Famílias sem-teto acampam em prefeitura de cidade controlada por Renan
Prefeito tenta despejar mais de 300 famílias de área de Murici
Sob ameaça de serem despejadas de barracos construídos à margem da rodovia BR-104, representantes de mais de 300 famílias sem-teto estão acampadas desde ontem (26), diante da Prefeitura de Murici, berço político do senador Renan Calheiros e de seu herdeiro político, o governador de Alagoas Renan Filho, ambos do MDB.
O movimento coordenado pela Frente Nacional de Luta (FNL) denuncia desvios na entrega de casas para vítimas das enchentes de 2010 e o corte de pagamentos de aluguéis sociais para as famílias pobres, a partir do mandato do prefeito sobrinho de Renan, Olavo Calheiros Neto (MDB), iniciado no ano passado.
Um dos coordenadores do FNL em Alagoas, José Alves, afirmou que o prefeito se nega a desistir do pedido de reintegração de posse da área de propriedade do município, ocupada pelas famílias há oito meses, nem sinaliza para a viabilização de casas ou outro local para abrigar as famílias. A Justiça determinou a reintegração de posse da área, que tem prazo de 48h para ser cumprida.
“As famílias são da cidade de Murici, vítimas das enchentes de 2010 e que não ganharam as casas, porque desviaram as casas. E o aluguel social o prefeito cortou. O ex-prefeito Remi Calheiros pagava, mas desde que entrou o Olavo Neto, não se pagou mais. E tem investigação no Ministério Público sobre a distribuição das casas”, disse José Alves.
Veja o apelo feito pela liderança da FNL para que o clã dos Calheiros intercedam junto às famílias:
ARCA DE NOÉ
O líder da FNL se refere à Operação Arca de Noé, deflagrada em abril de 2017 pelo o Grupo Estadual de Combate às Organizações Criminosas do Ministério Público de Alagoas (Gecoc) e a Polícia Civil, contra assessores de Olavo Neto suspeitos de integrar uma organização criminosa que vendeu casas em conjuntos habitacionais erguidos com recursos federais, após as enchentes de junho de 2010.
O MP divulgou que, mesmo após receber o dinheiro pela venda das casas, integrantes da organização criminosa nunca entregaram unidade alguma aos pagadores, que passaram a exigir o valor de volta.
‘IMIGRAÇÃO’
Ao demonstrar não ter sequer um projeto para solução do déficit habitacional em Murici, o prefeito Olavo Neto alegou para o Diário do Poder que as famílias de sem-teto vieram de outra cidade e que não há vítimas das enchentes ou de fatos relacionados à Operação Arca de Noé entre elas.

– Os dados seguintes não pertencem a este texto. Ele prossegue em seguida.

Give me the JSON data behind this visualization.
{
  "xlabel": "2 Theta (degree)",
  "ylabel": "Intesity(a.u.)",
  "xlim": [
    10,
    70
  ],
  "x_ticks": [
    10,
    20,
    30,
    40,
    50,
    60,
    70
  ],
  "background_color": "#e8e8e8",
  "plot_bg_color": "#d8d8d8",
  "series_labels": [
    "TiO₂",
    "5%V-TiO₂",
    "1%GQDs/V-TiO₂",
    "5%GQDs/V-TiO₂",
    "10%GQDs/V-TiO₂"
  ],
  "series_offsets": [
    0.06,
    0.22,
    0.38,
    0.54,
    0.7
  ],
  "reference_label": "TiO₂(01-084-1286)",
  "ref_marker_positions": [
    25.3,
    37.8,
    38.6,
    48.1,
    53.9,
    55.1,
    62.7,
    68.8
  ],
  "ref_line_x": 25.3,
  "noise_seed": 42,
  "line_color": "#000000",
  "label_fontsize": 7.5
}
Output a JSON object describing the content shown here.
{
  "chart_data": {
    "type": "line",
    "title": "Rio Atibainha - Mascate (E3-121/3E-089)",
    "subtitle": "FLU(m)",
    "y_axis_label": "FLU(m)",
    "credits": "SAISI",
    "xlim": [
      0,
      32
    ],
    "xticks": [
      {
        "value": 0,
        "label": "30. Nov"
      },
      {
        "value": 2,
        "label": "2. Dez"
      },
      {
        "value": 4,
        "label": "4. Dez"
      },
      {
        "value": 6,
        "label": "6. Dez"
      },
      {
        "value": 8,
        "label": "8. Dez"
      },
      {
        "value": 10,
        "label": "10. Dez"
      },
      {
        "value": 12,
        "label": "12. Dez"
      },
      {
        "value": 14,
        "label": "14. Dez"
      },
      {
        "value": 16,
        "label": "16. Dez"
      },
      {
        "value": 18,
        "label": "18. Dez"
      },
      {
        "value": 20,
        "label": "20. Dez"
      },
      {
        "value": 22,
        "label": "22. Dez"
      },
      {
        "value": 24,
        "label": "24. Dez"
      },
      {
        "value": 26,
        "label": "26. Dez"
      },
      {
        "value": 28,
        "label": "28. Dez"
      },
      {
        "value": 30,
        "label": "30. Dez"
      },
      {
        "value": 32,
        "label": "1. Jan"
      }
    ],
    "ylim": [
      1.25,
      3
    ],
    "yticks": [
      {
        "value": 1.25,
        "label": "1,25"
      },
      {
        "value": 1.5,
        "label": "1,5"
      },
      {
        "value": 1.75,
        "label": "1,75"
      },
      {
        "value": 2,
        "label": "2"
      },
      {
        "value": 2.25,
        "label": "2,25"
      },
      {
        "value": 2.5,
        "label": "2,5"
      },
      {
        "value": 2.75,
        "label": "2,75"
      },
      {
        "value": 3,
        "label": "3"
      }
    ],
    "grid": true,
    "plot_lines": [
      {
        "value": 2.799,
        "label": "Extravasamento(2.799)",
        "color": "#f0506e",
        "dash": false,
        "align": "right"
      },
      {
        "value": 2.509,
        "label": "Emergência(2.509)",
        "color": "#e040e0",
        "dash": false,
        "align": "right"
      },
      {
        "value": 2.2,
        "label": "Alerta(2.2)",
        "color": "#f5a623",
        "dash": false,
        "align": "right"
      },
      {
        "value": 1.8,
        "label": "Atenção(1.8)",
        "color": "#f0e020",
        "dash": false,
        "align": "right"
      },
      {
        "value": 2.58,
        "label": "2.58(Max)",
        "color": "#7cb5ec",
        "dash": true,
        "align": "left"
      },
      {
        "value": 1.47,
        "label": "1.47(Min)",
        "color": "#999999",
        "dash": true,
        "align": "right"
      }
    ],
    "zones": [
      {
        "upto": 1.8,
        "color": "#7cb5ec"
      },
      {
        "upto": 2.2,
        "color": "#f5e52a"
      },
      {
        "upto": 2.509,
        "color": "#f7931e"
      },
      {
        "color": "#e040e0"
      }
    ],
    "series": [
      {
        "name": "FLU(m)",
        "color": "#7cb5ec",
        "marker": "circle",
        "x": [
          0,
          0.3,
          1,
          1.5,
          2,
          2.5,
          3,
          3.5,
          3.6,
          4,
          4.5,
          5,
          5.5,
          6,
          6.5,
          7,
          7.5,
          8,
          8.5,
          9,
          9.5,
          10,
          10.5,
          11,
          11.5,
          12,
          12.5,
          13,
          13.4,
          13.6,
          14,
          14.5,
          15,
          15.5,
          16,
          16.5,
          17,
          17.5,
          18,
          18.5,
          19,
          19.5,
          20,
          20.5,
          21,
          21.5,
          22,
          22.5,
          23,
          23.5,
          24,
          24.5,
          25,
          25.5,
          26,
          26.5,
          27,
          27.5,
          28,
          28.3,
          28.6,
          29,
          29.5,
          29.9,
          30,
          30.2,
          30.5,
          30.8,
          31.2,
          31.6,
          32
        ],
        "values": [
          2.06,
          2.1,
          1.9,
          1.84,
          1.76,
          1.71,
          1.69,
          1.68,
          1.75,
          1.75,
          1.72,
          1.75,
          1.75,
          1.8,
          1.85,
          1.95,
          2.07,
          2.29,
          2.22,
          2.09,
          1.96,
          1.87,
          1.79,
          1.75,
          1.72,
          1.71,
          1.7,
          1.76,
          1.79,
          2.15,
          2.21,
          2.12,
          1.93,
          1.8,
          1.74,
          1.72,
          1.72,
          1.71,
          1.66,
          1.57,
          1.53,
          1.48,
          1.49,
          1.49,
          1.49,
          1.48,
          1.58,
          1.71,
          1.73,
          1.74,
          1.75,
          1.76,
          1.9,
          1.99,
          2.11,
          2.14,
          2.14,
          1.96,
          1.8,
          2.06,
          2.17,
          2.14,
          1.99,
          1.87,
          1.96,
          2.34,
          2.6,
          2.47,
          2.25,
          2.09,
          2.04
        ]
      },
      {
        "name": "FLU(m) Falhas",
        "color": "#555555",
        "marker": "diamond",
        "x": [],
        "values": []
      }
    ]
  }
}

“É uma justificativa que o José [Alves] usa para alimentar essa mobilizações que eles estão fazendo. Esse pessoal que está lá não absolutamente tem nada a ver com a questão das casas [das enchentes]. Inclusive, lá, tem gente de outras cidades, que não são de Murici. E muita gente da mesma família”, disse Olavo Neto.
O prefeito de Murici disse que não pode se comprometer a construir novas casas, por causa da situação de crise econômica. E negou a acusação de que teria fechado o canal de negociação com as lideranças do movimento.
O sobrinho de Renan afirma que o líder do FNL, identificado como Paulo, teria pedido um tempo para conseguir as 350 casas para Murici, junto ao Ministério das Cidades, em Brasília. E o prefeito se comprometeu a firmar parceria, caso houvesse verbas federais para a construção. Mas afirmou que não avançou nesse sentido, porque o FNL não obteve nada de concreto junto ao governo de Michel Temer, de seu partido.
Olavo Neto confirmou que nunca pagou aluguel social em sua administração e disse não saber se seu tio e antecessor pagava o benefício social. “Não se o Remi pagava e como pagava. Eu nunca paguei. Não que eu seja contra a causa. Pelo contrário”, disse o prefeito.
O prefeito disse que o número de famílias na área aumentou, desde o início das negociações com a FNL. E considerou injusto que as pessoas fiquem “amontoadas” na área invadida. Mas deu a seguinte resposta sobre qual o destino que ele sugere para as famílias: “Essas pessoas vieram de algum lugar, não é verdade? Foi isso que coloquei para eles”.
Olavo disse ter entrado em contato com o Governo Federal para saber sobre o “aceno” de Temer feito no fim de 2017, para a construção de mais 100 mil casas para o Brasil inteiro. Sem sucesso. Foi quando admitiu não ter feito projeto para obter os recursos federais. “Projeto, a gente não tem. Estamos em busca de buscar os recursos”, respondeu ao Diário do Poder.
A FNL é ligada ao Partido dos Trabalhadores do ex-presidente Lula, aliado do senador Renan e do governador Renan Filho. E tem como coordenador nacional o ex-líder do MST, José Rainha.